BELGRADE: Serbia rejected on Saturday a Bosnian appeals court ruling upholding a prison sentence for Milorad Dodik, the leader of Bosnia’s ethnic Serb entity, the Republika Srpska (RS).
Serbian President Aleksandar Vucic said the court decision undermined security in the Balkan region.
In February, a court in the Bosnian capital, Sarajevo, sentenced Dodik to one year behind bars for defying rulings by the international envoy overseeing Bosnia’s 1995 peace accords.
It also banned Dodik, who has not so far been arrested, from holding office for six years.
Bosnia’s appeals court said on Friday it had upheld the lower court ruling and no further appeal was allowed.
Speaking after an emergency meeting of Serbia’s National Security Council, Vucic said the rulings were “a destabilising factor.”
“The security situation in the region has been seriously undermined,” he alleged.
Since the end of Bosnia’s ethnic conflict in the 1990s, the country of 3.5 million has consisted of two autonomous halves — the Serb-dominated RS and a Muslim-Croat federation.
The two are linked by weak central institutions, while each has its own government and parliament.
Dodik has repeatedly threatened to pull the Serb statelet out of Bosnia’s central institutions — including its army, judiciary and tax system.
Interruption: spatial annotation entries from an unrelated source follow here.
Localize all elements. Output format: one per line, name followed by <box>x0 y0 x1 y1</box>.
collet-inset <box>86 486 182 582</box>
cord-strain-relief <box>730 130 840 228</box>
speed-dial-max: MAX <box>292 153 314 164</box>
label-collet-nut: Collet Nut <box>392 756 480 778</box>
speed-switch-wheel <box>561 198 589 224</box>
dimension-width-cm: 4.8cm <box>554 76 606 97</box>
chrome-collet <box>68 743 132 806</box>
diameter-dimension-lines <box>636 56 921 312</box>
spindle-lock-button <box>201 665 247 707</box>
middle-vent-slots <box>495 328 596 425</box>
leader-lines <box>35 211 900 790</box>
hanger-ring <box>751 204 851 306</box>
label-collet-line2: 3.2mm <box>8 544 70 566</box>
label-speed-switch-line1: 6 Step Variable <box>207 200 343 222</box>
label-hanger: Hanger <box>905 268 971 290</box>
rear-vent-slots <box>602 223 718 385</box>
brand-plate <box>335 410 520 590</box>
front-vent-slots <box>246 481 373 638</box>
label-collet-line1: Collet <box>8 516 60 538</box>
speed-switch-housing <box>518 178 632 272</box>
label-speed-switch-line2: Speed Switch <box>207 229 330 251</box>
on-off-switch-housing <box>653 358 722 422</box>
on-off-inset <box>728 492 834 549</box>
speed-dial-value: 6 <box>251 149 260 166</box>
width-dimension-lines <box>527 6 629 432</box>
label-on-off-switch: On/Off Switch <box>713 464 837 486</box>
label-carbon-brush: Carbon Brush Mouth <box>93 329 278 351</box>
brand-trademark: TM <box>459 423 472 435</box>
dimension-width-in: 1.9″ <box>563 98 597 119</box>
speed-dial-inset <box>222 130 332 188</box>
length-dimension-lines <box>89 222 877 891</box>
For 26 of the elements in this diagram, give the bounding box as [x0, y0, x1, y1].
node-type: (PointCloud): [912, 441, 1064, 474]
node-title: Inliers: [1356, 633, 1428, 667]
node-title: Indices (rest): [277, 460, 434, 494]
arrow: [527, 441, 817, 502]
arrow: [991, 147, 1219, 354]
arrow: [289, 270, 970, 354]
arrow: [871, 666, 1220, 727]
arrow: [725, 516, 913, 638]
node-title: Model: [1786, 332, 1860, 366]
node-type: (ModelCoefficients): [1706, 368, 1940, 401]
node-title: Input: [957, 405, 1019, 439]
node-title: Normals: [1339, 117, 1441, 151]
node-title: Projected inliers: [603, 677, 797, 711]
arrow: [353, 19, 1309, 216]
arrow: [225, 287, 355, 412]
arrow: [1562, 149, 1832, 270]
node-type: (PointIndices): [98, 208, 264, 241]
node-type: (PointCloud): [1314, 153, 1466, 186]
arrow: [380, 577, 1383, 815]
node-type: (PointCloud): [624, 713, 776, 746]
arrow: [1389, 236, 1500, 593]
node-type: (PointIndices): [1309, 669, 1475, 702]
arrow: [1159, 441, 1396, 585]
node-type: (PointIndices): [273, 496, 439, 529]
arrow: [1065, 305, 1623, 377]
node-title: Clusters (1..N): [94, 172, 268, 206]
Asked on Saturday asked whether Dodik would be arrested if a warrant were issued and he entered Serbian territory, Vucic said he would not.
“All relevant state authorities are obliged to respect the decision of the National Security Council,” he said.
“Milorad Dodik is welcome on the territory of the Republic of Serbia. He is the legitimately, legally elected president of Republika Srpska.”
In its conclusions, which Vucic read out, the security council said the Bosnian appeal court ruling was undemocratic, immoral and “a serious attack on the Serbian people of Bosnia and Herzegovina.”
“The political and security situation in the region has been seriously destabilized,” the council continued.
“There is a tendency toward further deterioration and an incitement to ethnic conflict directly targeting the Serbian people,” it alleged.
The council “urged all actors in the region to remain calm and approach the situation rationally“
It added: “Such acts directly undermine the constitutional order of Bosnia and Herzegovina, established by the Dayton peace agreement.”
Vucic said Serbia would continue to insist on full respect for the 1995 Dayton accords and said the current situation was the most difficult for the country in many years.
Reacting on X, Dodik thanked Vucic and the security council.
“Serbia has always been committed to Republika Srpska and has never done anything against
Bosnia and Herzegovina,” he said.
Dodik’s conviction set off a crisis that many observers considered the worst since Bosnia’s 1992-95 war.
He has rejected the trial and his conviction as “political.”
In response, the RS parliament passed a law prohibiting Bosnia’s central police and judicial authorities from operating in the Serb entity.
Bosnia’s constitutional court annulled those laws in May.